RELATED: 7 WAYS TO FIX YOUR BIGGEST MANAGEMENT MISTAKE
Monica Jones (not her real name), a journalist in New York City, had an experience early on that she still draws on. “I wrote an important process memo at my manager’s request,” she says. “I worked really hard on it, making sure all critical points were included – and went out of my way to solicit input from senior team members who had more experience than I did.”
Jones spent days refining her memo, on top of her regular duties. “I wanted it to be as clear and instructive as possible.”
But after she turned it in, she was met with a deafening silence. Her boss didn’t respond at all. “I understand that people are busy, and we were a large staff with so much going on – so I got it. But I was confused by the non-reaction.”
When Jones diplomatically mentioned she’d submitted the memo, there was still no reaction. Finally, two weeks later, Jones arrived at work one morning to find a post-it note on her desk: “A major disappointment,” it read in her boss’s handwriting.
RELATED: 6 CAREER-KILLING PHRASES TO QUIT USING NOW
Below that, the boss had left a scathing critique of Jones’s memo. “She said it was too long. It was too detailed. She had crossed out big chunks of the memo and written in the margins, ‘No! Absolutely not.’ And she didn’t like that I’d gone to other staff members for input.”
Jones, still relatively new to her company, was crushed, but she tried to strip emotion from the encounter. “It seemed clear that she’d wanted a one pager with a few bullet points – not a detailed memo as she’d asked for.”
The boss’s perspective is what counts, of course – and Jones acknowledges her memo “had its imperfections.” But what irked her most was the poor communication. “A friendly face-to-face chat would have helped enormously,” says Jones. “She could have pointed a few things out, given me the chance to revise. I gladly would have done a new version. I wanted to succeed.”
The boss took the memo away from Jones, however, and gave it to another staffer to “fix” – and then let it be known that Jones’s draft had “failed.”
The experience was so devastating, Jones says, she vowed to do things differently when she became a manager, which she did a few years later. She learned the following tips:
Be very clear about what you ask for. Clarity is critical for all parties to accomplish the goal at hand.
Be quick with feedback, or as quick as you can given other priorities.
Give feedback verbally – not through stealth notes left on desks overnight. If a face-to-face meeting isn’t possible (because people are in different locations), talk it through by phone, at least generally, then follow-up with details by email.
Give constructive feedback. Sometimes employees need more direction and thought to accomplish a task than initially envisioned.
Give credit where credit is due. Even a draft of something shows effort and thought. Be appreciative.
“You can’t make anyone else change,” advises career counselor and executive coach Michele Woodward, “no matter how smart and capable you are. You can only change how you react to that person.” So even though it can be “crappy to work for a jerk,” she says that in reality, “some bosses are fearful, some have blind spots, and some lack leadership and communication skills” – though we all wish our managers were perfect.

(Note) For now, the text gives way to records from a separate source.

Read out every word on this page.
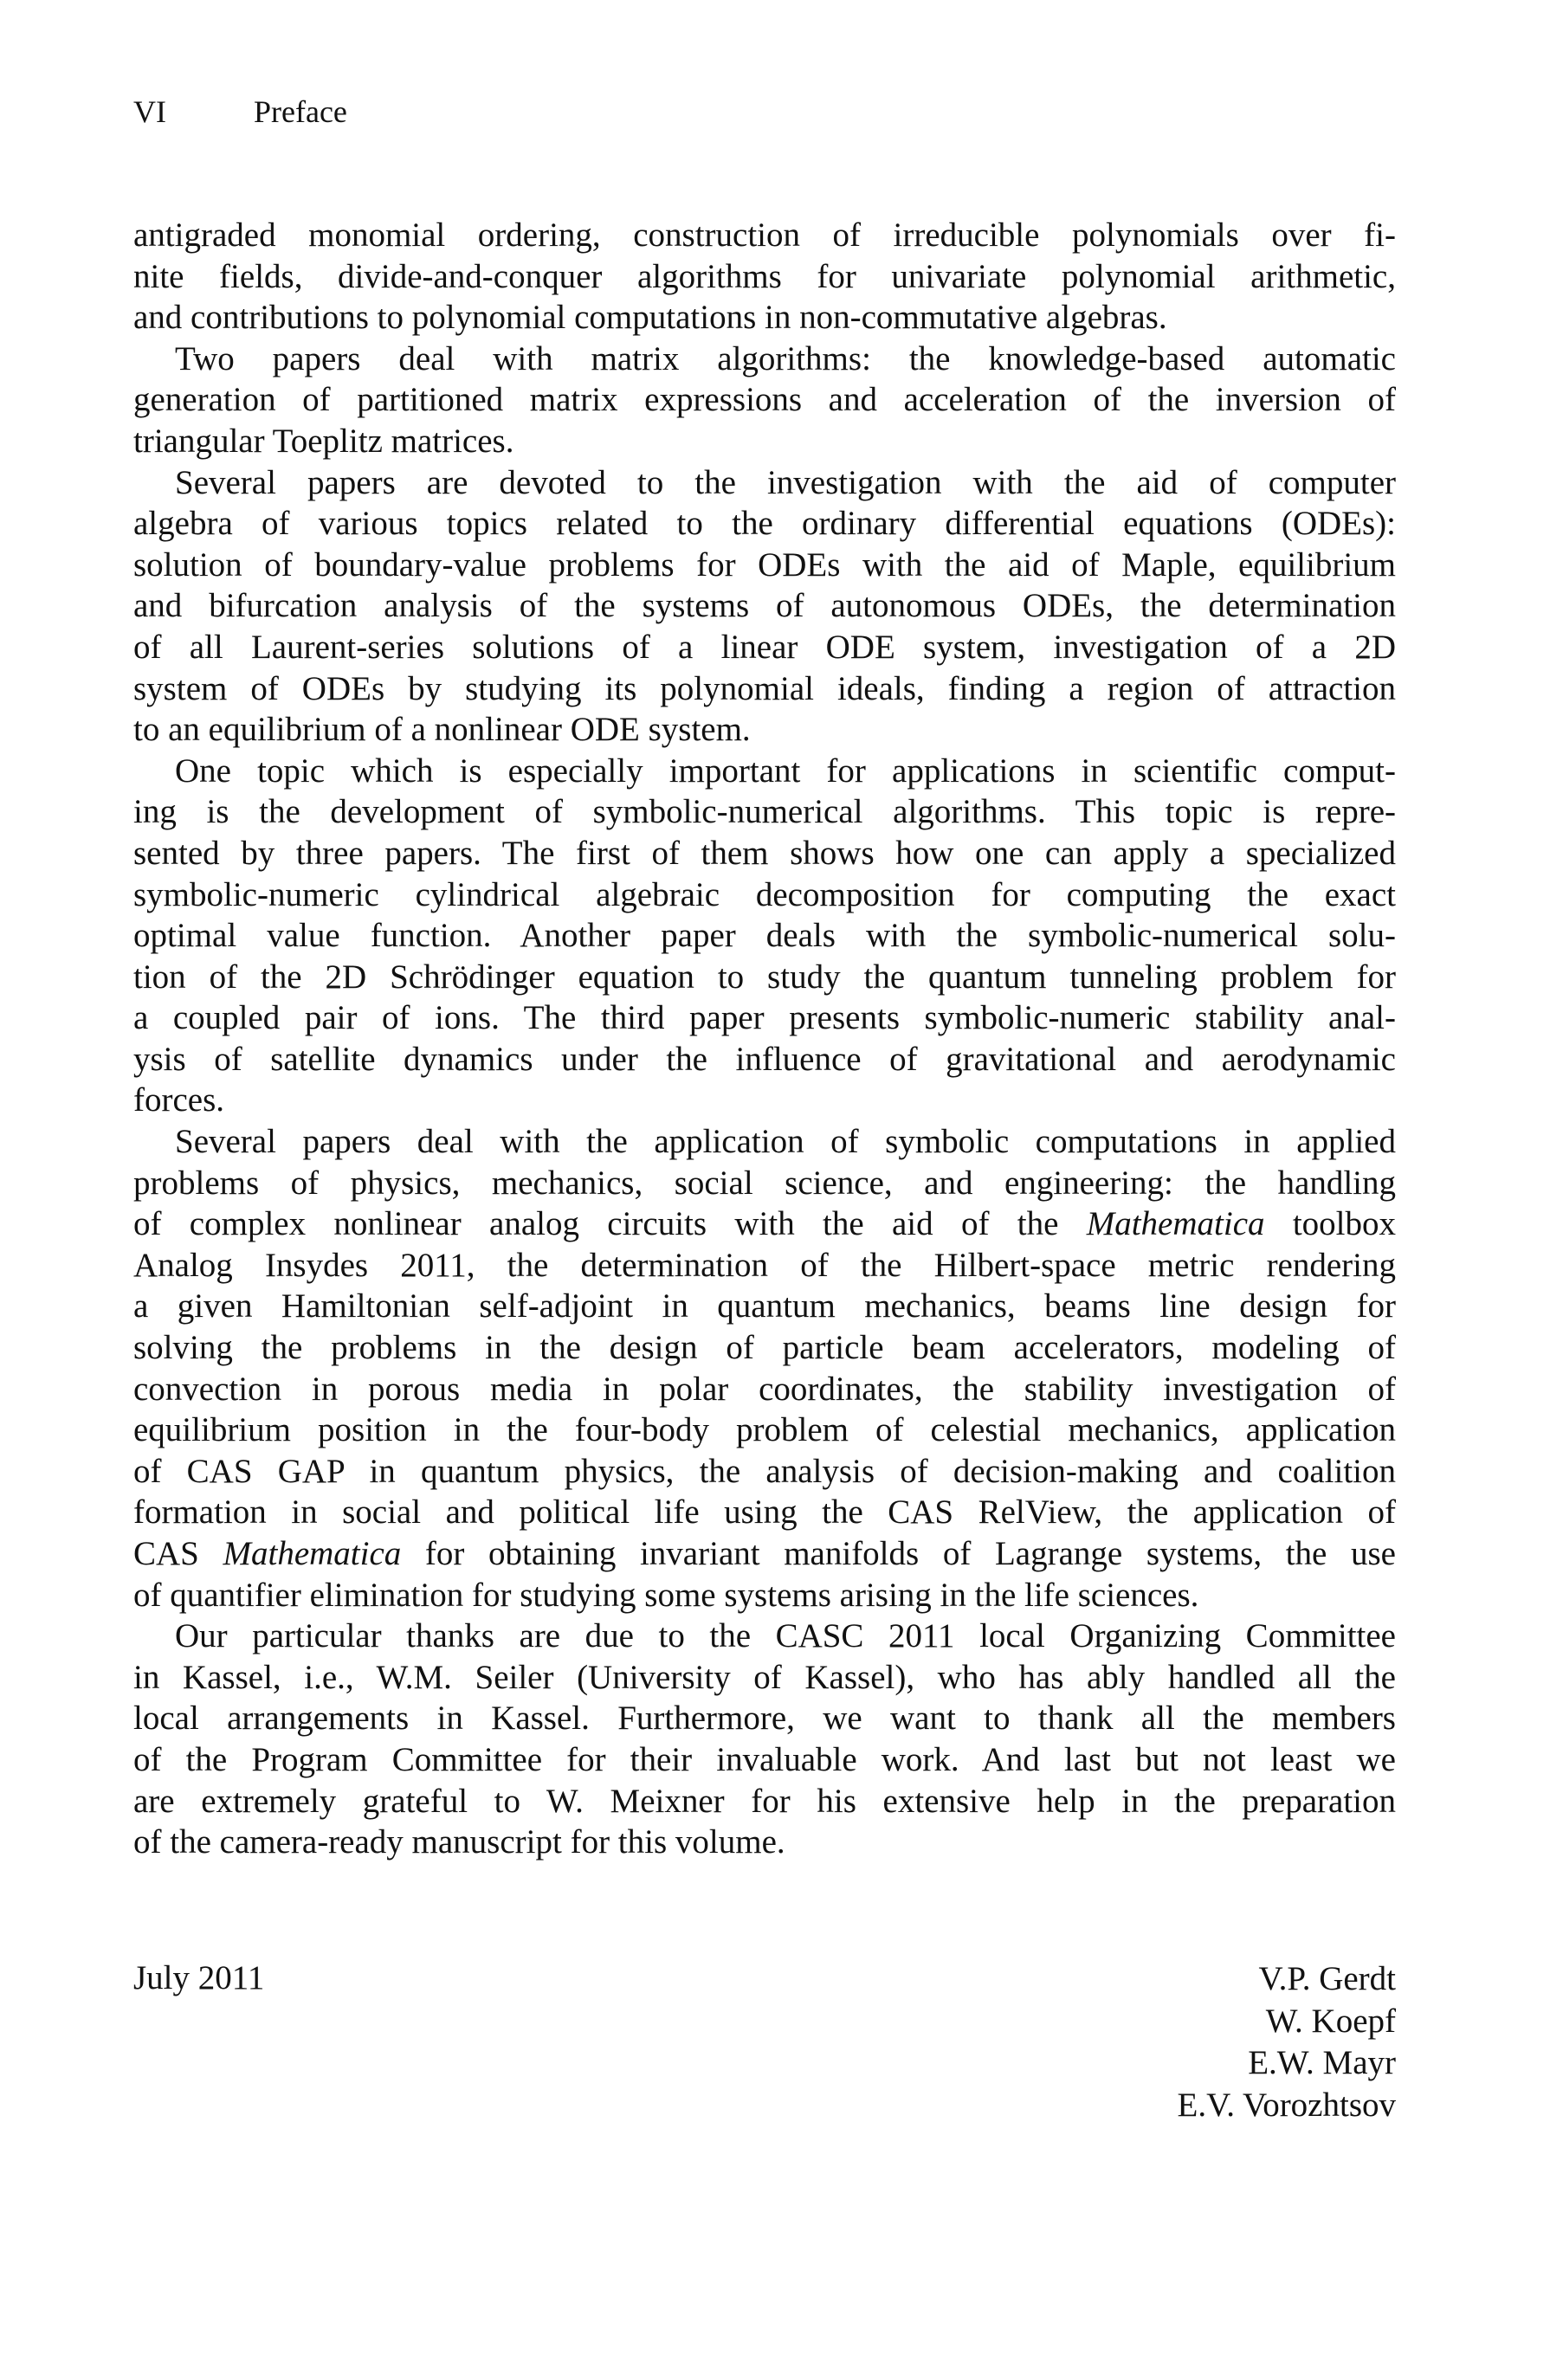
VI	Preface
antigraded monomial ordering, construction of irreducible polynomials over fi-
nite fields, divide-and-conquer algorithms for univariate polynomial arithmetic,
and contributions to polynomial computations in non-commutative algebras.
Two papers deal with matrix algorithms: the knowledge-based automatic
generation of partitioned matrix expressions and acceleration of the inversion of
triangular Toeplitz matrices.
Several papers are devoted to the investigation with the aid of computer
algebra of various topics related to the ordinary differential equations (ODEs):
solution of boundary-value problems for ODEs with the aid of Maple, equilibrium
and bifurcation analysis of the systems of autonomous ODEs, the determination
of all Laurent-series solutions of a linear ODE system, investigation of a 2D
system of ODEs by studying its polynomial ideals, finding a region of attraction
to an equilibrium of a nonlinear ODE system.
One topic which is especially important for applications in scientific comput-
ing is the development of symbolic-numerical algorithms. This topic is repre-
sented by three papers. The first of them shows how one can apply a specialized
symbolic-numeric cylindrical algebraic decomposition for computing the exact
optimal value function. Another paper deals with the symbolic-numerical solu-
tion of the 2D Schrödinger equation to study the quantum tunneling problem for
a coupled pair of ions. The third paper presents symbolic-numeric stability anal-
ysis of satellite dynamics under the influence of gravitational and aerodynamic
forces.
Several papers deal with the application of symbolic computations in applied
problems of physics, mechanics, social science, and engineering: the handling
of complex nonlinear analog circuits with the aid of the Mathematica toolbox
Analog Insydes 2011, the determination of the Hilbert-space metric rendering
a given Hamiltonian self-adjoint in quantum mechanics, beams line design for
solving the problems in the design of particle beam accelerators, modeling of
convection in porous media in polar coordinates, the stability investigation of
equilibrium position in the four-body problem of celestial mechanics, application
of CAS GAP in quantum physics, the analysis of decision-making and coalition
formation in social and political life using the CAS RelView, the application of
CAS Mathematica for obtaining invariant manifolds of Lagrange systems, the use
of quantifier elimination for studying some systems arising in the life sciences.
Our particular thanks are due to the CASC 2011 local Organizing Committee
in Kassel, i.e., W.M. Seiler (University of Kassel), who has ably handled all the
local arrangements in Kassel. Furthermore, we want to thank all the members
of the Program Committee for their invaluable work. And last but not least we
are extremely grateful to W. Meixner for his extensive help in the preparation
of the camera-ready manuscript for this volume.
July 2011	V.P. Gerdt
W. Koepf
E.W. Mayr
E.V. Vorozhtsov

“Bad bosses teach resiliency,” says Michael Gurian, author of Leadership and the Sexes, among other books. “They test our personality assets and liabilities. In that sense, they are a gift.
“So if we can weather them and grow from them– by trying to see what they actually do right and learning to take nothing personally – we can gain a lot.”

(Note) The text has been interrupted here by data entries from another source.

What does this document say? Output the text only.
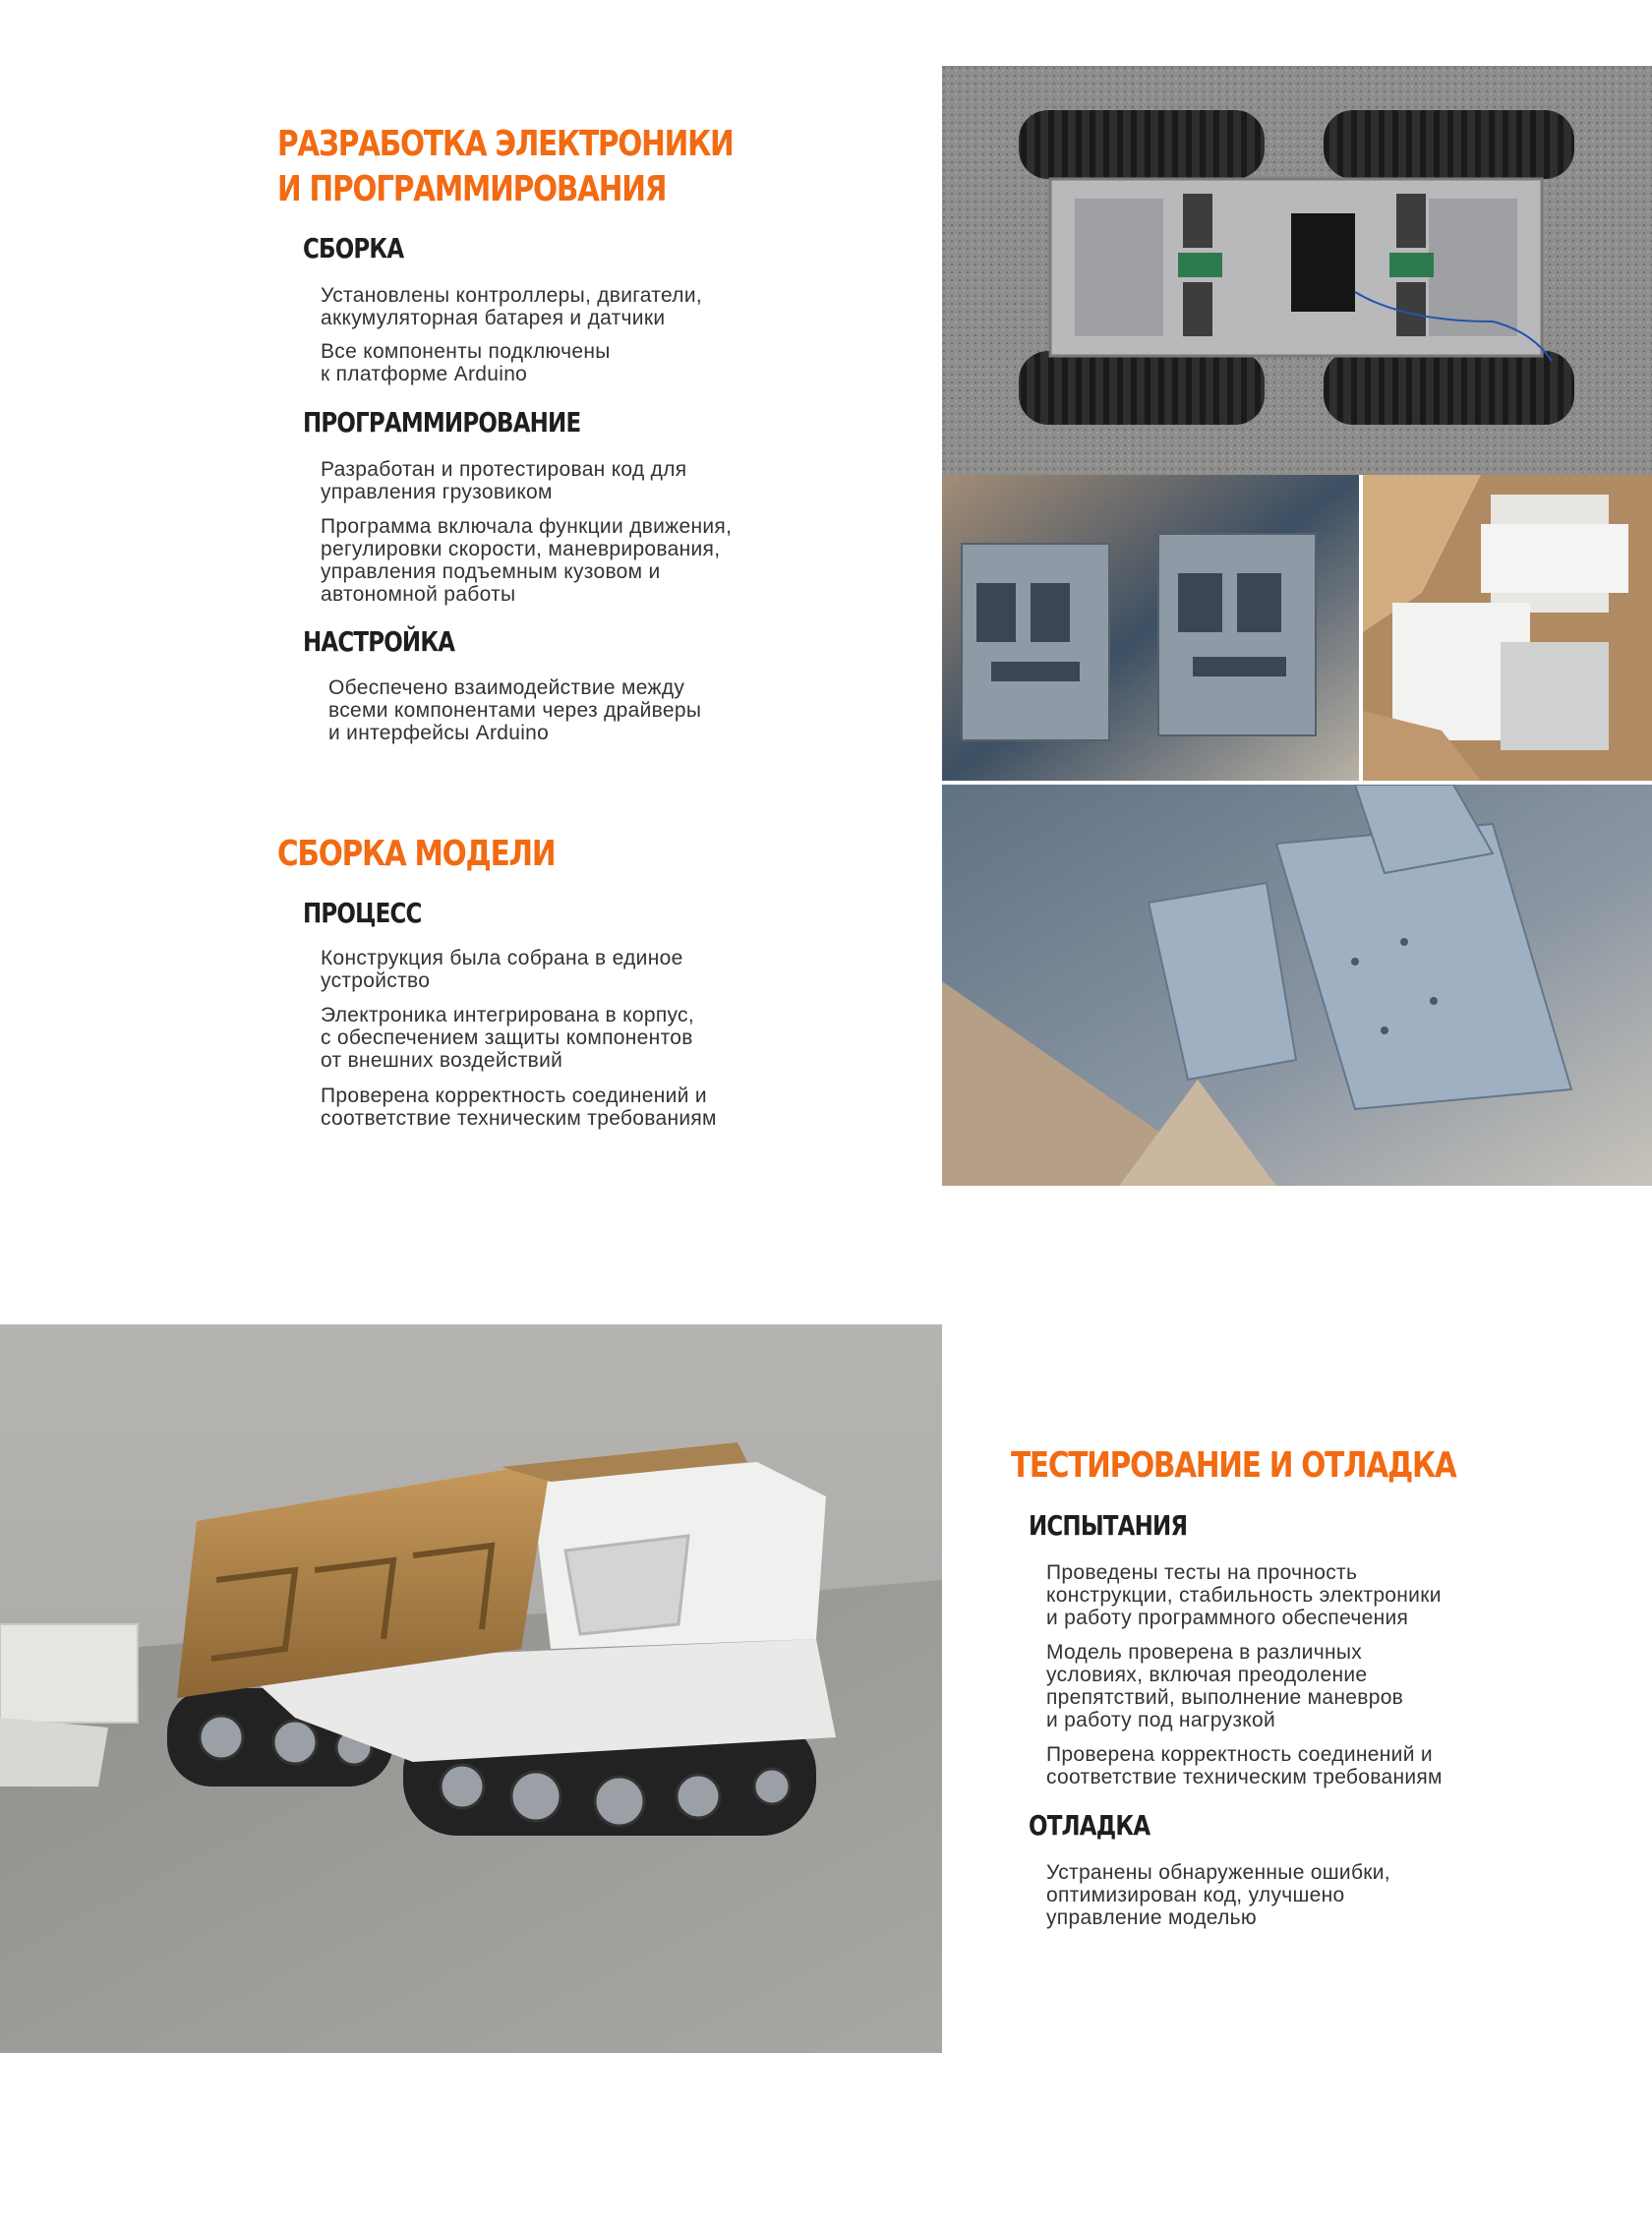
РАЗРАБОТКА ЭЛЕКТРОНИКИ
И ПРОГРАММИРОВАНИЯ
СБОРКА

Установлены контроллеры, двигатели,
аккумуляторная батарея и датчики

Все компоненты подключены
к платформе Arduino

ПРОГРАММИРОВАНИЕ

Разработан и протестирован код для
управления грузовиком

Программа включала функции движения,
регулировки скорости, маневрирования,
управления подъемным кузовом и
автономной работы

НАСТРОЙКА

Обеспечено взаимодействие между
всеми компонентами через драйверы
и интерфейсы Arduino

СБОРКА МОДЕЛИ
ПРОЦЕСС

Конструкция была собрана в единое
устройство

Электроника интегрирована в корпус,
с обеспечением защиты компонентов
от внешних воздействий

Проверена корректность соединений и
соответствие техническим требованиям

ТЕСТИРОВАНИЕ И ОТЛАДКА
ИСПЫТАНИЯ

Проведены тесты на прочность
конструкции, стабильность электроники
и работу программного обеспечения

Модель проверена в различных
условиях, включая преодоление
препятствий, выполнение маневров
и работу под нагрузкой

Проверена корректность соединений и
соответствие техническим требованиям

ОТЛАДКА

Устранены обнаруженные ошибки,
оптимизирован код, улучшено
управление моделью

Gurian adds that “nearly every ‘bad boss’ actually does see something in us they’re trying to fix – some weakness or another – so their attacks or negligence are not actually worthless.”
In Monica Jones’s case, once the memo fiasco blew over, she focused on her day-to-day productivity. Eventually the boss moved to a different division of the company – but Jones carried the lessons with her. “I work hard today at strong communications with the people on my team,” she says, “because I remember the hell I went through when someone didn’t.”